There can only be one man who walks away this Sunday as Heavyweight Champion. There is but one who will withstand the physical and mental endurance that this type of match has on a person.
This Sunday, five men walk in and one will walk out. That man is the man who wants to know what else you have for me to steal because the show has been stolen from the moment I walk out onto that stage.
“The Ace” like all men has one weakness both in…and out…of that ring, and I will exploit whatever weakness I can to be named the first ever World HEAVYWEIGHT Champion.
Then, and finally, that brings me to the man of which I teamed with last week in our superior efforts over the North Star and the “UMadBro” Gamer…Xavier Cross.
Kudos sir.
You and I do indeed make quite an impressive team.

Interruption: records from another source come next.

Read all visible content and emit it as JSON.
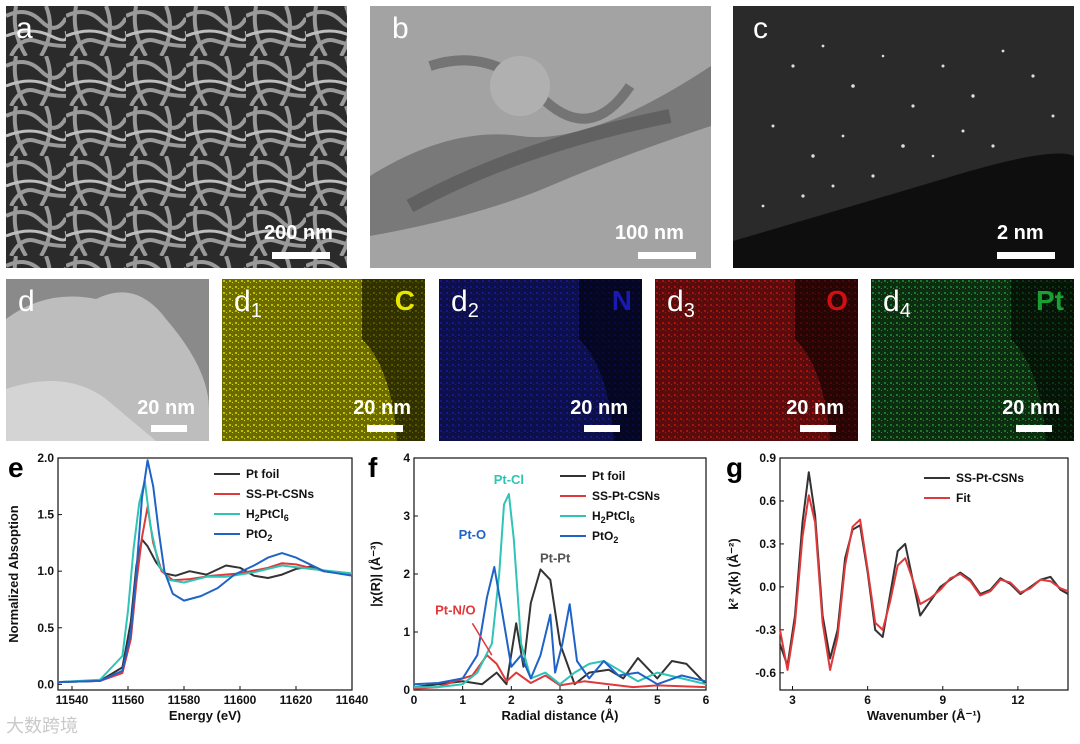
{
  "panels_top": [
    {
      "label": "a",
      "scale": "200 nm"
    },
    {
      "label": "b",
      "scale": "100 nm"
    },
    {
      "label": "c",
      "scale": "2 nm"
    }
  ],
  "panels_mid": [
    {
      "label": "d",
      "sub": "",
      "element": "",
      "scale": "20 nm",
      "bg": "#8a8a8a",
      "color": "#ffffff"
    },
    {
      "label": "d",
      "sub": "1",
      "element": "C",
      "scale": "20 nm",
      "bg": "#6b6a00",
      "color": "#e6e600"
    },
    {
      "label": "d",
      "sub": "2",
      "element": "N",
      "scale": "20 nm",
      "bg": "#0d0f4a",
      "color": "#1a1ab0"
    },
    {
      "label": "d",
      "sub": "3",
      "element": "O",
      "scale": "20 nm",
      "bg": "#5a0c0c",
      "color": "#d01010"
    },
    {
      "label": "d",
      "sub": "4",
      "element": "Pt",
      "scale": "20 nm",
      "bg": "#0c2d10",
      "color": "#18a030"
    }
  ],
  "colors": {
    "pt_foil": "#333333",
    "ss": "#e0393b",
    "h2ptcl6": "#2ec4b6",
    "pto2": "#1f63c6"
  },
  "chart_data": [
    {
      "type": "line",
      "panel": "e",
      "xlabel": "Energy (eV)",
      "ylabel": "Normalized Absoption",
      "xlim": [
        11535,
        11640
      ],
      "ylim": [
        -0.05,
        2.0
      ],
      "xticks": [
        11540,
        11560,
        11580,
        11600,
        11620,
        11640
      ],
      "yticks": [
        0.0,
        0.5,
        1.0,
        1.5,
        2.0
      ],
      "legend": [
        "Pt foil",
        "SS-Pt-CSNs",
        "H2PtCl6",
        "PtO2"
      ],
      "series": [
        {
          "name": "Pt foil",
          "x": [
            11535,
            11550,
            11558,
            11561,
            11563,
            11565,
            11567,
            11570,
            11573,
            11577,
            11582,
            11588,
            11595,
            11600,
            11605,
            11610,
            11615,
            11620,
            11625,
            11630,
            11640
          ],
          "y": [
            0.02,
            0.03,
            0.15,
            0.55,
            1.05,
            1.28,
            1.22,
            1.08,
            0.98,
            0.96,
            1.0,
            0.97,
            1.05,
            1.03,
            0.96,
            0.94,
            0.97,
            1.02,
            1.04,
            1.0,
            0.97
          ]
        },
        {
          "name": "SS-Pt-CSNs",
          "x": [
            11535,
            11550,
            11558,
            11561,
            11563,
            11565,
            11567,
            11569,
            11572,
            11576,
            11582,
            11590,
            11600,
            11610,
            11615,
            11620,
            11630,
            11640
          ],
          "y": [
            0.02,
            0.03,
            0.1,
            0.4,
            0.9,
            1.3,
            1.57,
            1.25,
            1.0,
            0.92,
            0.93,
            0.96,
            0.98,
            1.03,
            1.07,
            1.06,
            1.0,
            0.97
          ]
        },
        {
          "name": "H2PtCl6",
          "x": [
            11535,
            11550,
            11558,
            11560,
            11562,
            11564,
            11566,
            11568,
            11571,
            11575,
            11580,
            11588,
            11595,
            11605,
            11615,
            11625,
            11640
          ],
          "y": [
            0.02,
            0.04,
            0.25,
            0.65,
            1.2,
            1.6,
            1.8,
            1.4,
            1.05,
            0.92,
            0.9,
            0.95,
            0.95,
            0.99,
            1.05,
            1.02,
            0.98
          ]
        },
        {
          "name": "PtO2",
          "x": [
            11535,
            11550,
            11558,
            11561,
            11563,
            11565,
            11567,
            11569,
            11571,
            11573,
            11576,
            11580,
            11586,
            11592,
            11598,
            11605,
            11610,
            11615,
            11620,
            11630,
            11640
          ],
          "y": [
            0.02,
            0.03,
            0.12,
            0.45,
            1.0,
            1.65,
            1.98,
            1.75,
            1.35,
            1.0,
            0.8,
            0.74,
            0.78,
            0.85,
            0.97,
            1.05,
            1.12,
            1.16,
            1.12,
            1.0,
            0.96
          ]
        }
      ]
    },
    {
      "type": "line",
      "panel": "f",
      "xlabel": "Radial distance (Å)",
      "ylabel": "|χ(R)| (Å⁻³)",
      "xlim": [
        0,
        6
      ],
      "ylim": [
        0,
        4
      ],
      "xticks": [
        0,
        1,
        2,
        3,
        4,
        5,
        6
      ],
      "yticks": [
        0,
        1,
        2,
        3,
        4
      ],
      "legend": [
        "Pt foil",
        "SS-Pt-CSNs",
        "H2PtCl6",
        "PtO2"
      ],
      "annotations": [
        "Pt-Cl",
        "Pt-O",
        "Pt-Pt",
        "Pt-N/O"
      ],
      "series": [
        {
          "name": "Pt foil",
          "x": [
            0,
            0.5,
            1.0,
            1.4,
            1.7,
            1.9,
            2.1,
            2.25,
            2.4,
            2.6,
            2.8,
            3.0,
            3.3,
            3.6,
            4.0,
            4.3,
            4.6,
            5.0,
            5.3,
            5.6,
            6.0
          ],
          "y": [
            0.05,
            0.1,
            0.15,
            0.1,
            0.3,
            0.1,
            1.15,
            0.4,
            1.5,
            2.08,
            1.9,
            0.8,
            0.1,
            0.3,
            0.35,
            0.2,
            0.55,
            0.2,
            0.5,
            0.45,
            0.1
          ]
        },
        {
          "name": "SS-Pt-CSNs",
          "x": [
            0,
            0.5,
            1.0,
            1.2,
            1.5,
            1.7,
            1.9,
            2.1,
            2.4,
            2.7,
            3.0,
            3.5,
            4.0,
            4.5,
            5.0,
            6.0
          ],
          "y": [
            0.02,
            0.05,
            0.2,
            0.25,
            0.6,
            0.45,
            0.15,
            0.3,
            0.12,
            0.25,
            0.08,
            0.15,
            0.1,
            0.05,
            0.08,
            0.05
          ]
        },
        {
          "name": "H2PtCl6",
          "x": [
            0,
            0.5,
            1.0,
            1.3,
            1.6,
            1.75,
            1.85,
            1.95,
            2.05,
            2.2,
            2.4,
            2.7,
            3.0,
            3.3,
            3.6,
            3.9,
            4.2,
            4.6,
            5.0,
            5.5,
            6.0
          ],
          "y": [
            0.05,
            0.05,
            0.1,
            0.3,
            0.8,
            2.0,
            3.2,
            3.38,
            2.6,
            0.8,
            0.2,
            0.3,
            0.1,
            0.3,
            0.45,
            0.5,
            0.35,
            0.15,
            0.3,
            0.2,
            0.1
          ]
        },
        {
          "name": "PtO2",
          "x": [
            0,
            0.5,
            1.0,
            1.3,
            1.5,
            1.65,
            1.8,
            2.0,
            2.2,
            2.4,
            2.6,
            2.8,
            2.9,
            3.05,
            3.2,
            3.35,
            3.6,
            3.9,
            4.2,
            4.6,
            5.0,
            5.5,
            6.0
          ],
          "y": [
            0.1,
            0.12,
            0.2,
            0.6,
            1.6,
            2.12,
            1.4,
            0.4,
            0.6,
            0.2,
            0.6,
            1.3,
            0.3,
            0.8,
            1.48,
            0.5,
            0.2,
            0.5,
            0.25,
            0.3,
            0.1,
            0.25,
            0.15
          ]
        }
      ]
    },
    {
      "type": "line",
      "panel": "g",
      "xlabel": "Wavenumber (Å⁻¹)",
      "ylabel": "k² χ(k) (Å⁻²)",
      "xlim": [
        2.5,
        14
      ],
      "ylim": [
        -0.72,
        0.9
      ],
      "xticks": [
        3,
        6,
        9,
        12
      ],
      "yticks": [
        -0.6,
        -0.3,
        0.0,
        0.3,
        0.6,
        0.9
      ],
      "legend": [
        "SS-Pt-CSNs",
        "Fit"
      ],
      "series": [
        {
          "name": "SS-Pt-CSNs",
          "x": [
            2.5,
            2.8,
            3.1,
            3.4,
            3.65,
            3.9,
            4.2,
            4.5,
            4.8,
            5.1,
            5.4,
            5.7,
            6.0,
            6.3,
            6.6,
            6.9,
            7.2,
            7.5,
            7.8,
            8.1,
            8.5,
            8.9,
            9.3,
            9.7,
            10.1,
            10.5,
            10.9,
            11.3,
            11.7,
            12.1,
            12.5,
            12.9,
            13.3,
            13.7,
            14.0
          ],
          "y": [
            -0.4,
            -0.55,
            -0.2,
            0.45,
            0.8,
            0.5,
            -0.2,
            -0.5,
            -0.3,
            0.2,
            0.4,
            0.43,
            0.1,
            -0.3,
            -0.35,
            -0.05,
            0.25,
            0.3,
            0.05,
            -0.2,
            -0.1,
            0.0,
            0.05,
            0.1,
            0.05,
            -0.05,
            -0.02,
            0.06,
            0.02,
            -0.05,
            0.0,
            0.05,
            0.07,
            -0.02,
            -0.05
          ]
        },
        {
          "name": "Fit",
          "x": [
            2.5,
            2.8,
            3.1,
            3.4,
            3.65,
            3.9,
            4.2,
            4.5,
            4.8,
            5.1,
            5.4,
            5.7,
            6.0,
            6.3,
            6.6,
            6.9,
            7.2,
            7.5,
            7.8,
            8.1,
            8.5,
            8.9,
            9.3,
            9.7,
            10.1,
            10.5,
            10.9,
            11.3,
            11.7,
            12.1,
            12.5,
            12.9,
            13.3,
            13.7,
            14.0
          ],
          "y": [
            -0.3,
            -0.58,
            -0.25,
            0.35,
            0.64,
            0.45,
            -0.25,
            -0.58,
            -0.35,
            0.15,
            0.42,
            0.47,
            0.12,
            -0.25,
            -0.3,
            -0.1,
            0.15,
            0.2,
            0.05,
            -0.12,
            -0.08,
            -0.02,
            0.06,
            0.09,
            0.04,
            -0.06,
            -0.03,
            0.05,
            0.03,
            -0.04,
            -0.01,
            0.05,
            0.04,
            -0.01,
            -0.03
          ]
        }
      ]
    }
  ],
  "watermark": "大数跨境"
}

This Sunday however, all things change.
I don’t mean the fact that we are now on opposite sides of the ring, because that fact is plain and simple. Why divulge on the simplicity?
Last week, we saw, hell, the world saw what we are capable of. This week, they see what I am capable of.
I’ve listened to you and I’ve heard what you’ve had to say, trust me, there’s a big difference. While others watch your promo and the idea simply goes in one ear and out the other, I listened. I took the time to comprehend what was said, and I took the time to find the deeper meaning of it all.
I watched over and over again, and the true meaning of what you had to say Xavier was that you want the best competition you can possibly get.
You pretty much gave each of us a pep talk out there. You gave us our strengths and tore down our weaknesses, not in an attempt to belittle us, but in an attempt to strengthen us. You did it because you want this to be the best match on the entire card, and for that, you should be commended.
You said that you and I owe each other nothing, but the fact of the matter is, we do indeed owe each other something. What you say?
OUR BEST!
I look at the list of competitors in this match and though I scoff at Seth Evans and his infantile rant in an attempt to piss me off, I know that every man in this match has a talent. I know in my head that every man in this match is good at something. The problem for the rest is I am good at everything I do.
That my friends, is the biggest weakness that you all have.
THAT is why you’re all going to lose at Bloody Assizes.
THAT is why I will be announced at the Heavyweight Champion of the World come the end of the scramble match.
Is it the hot air you speak of Cross?
OR
Is it mind games?
I’ll leave that for you guys to figure out…if you can.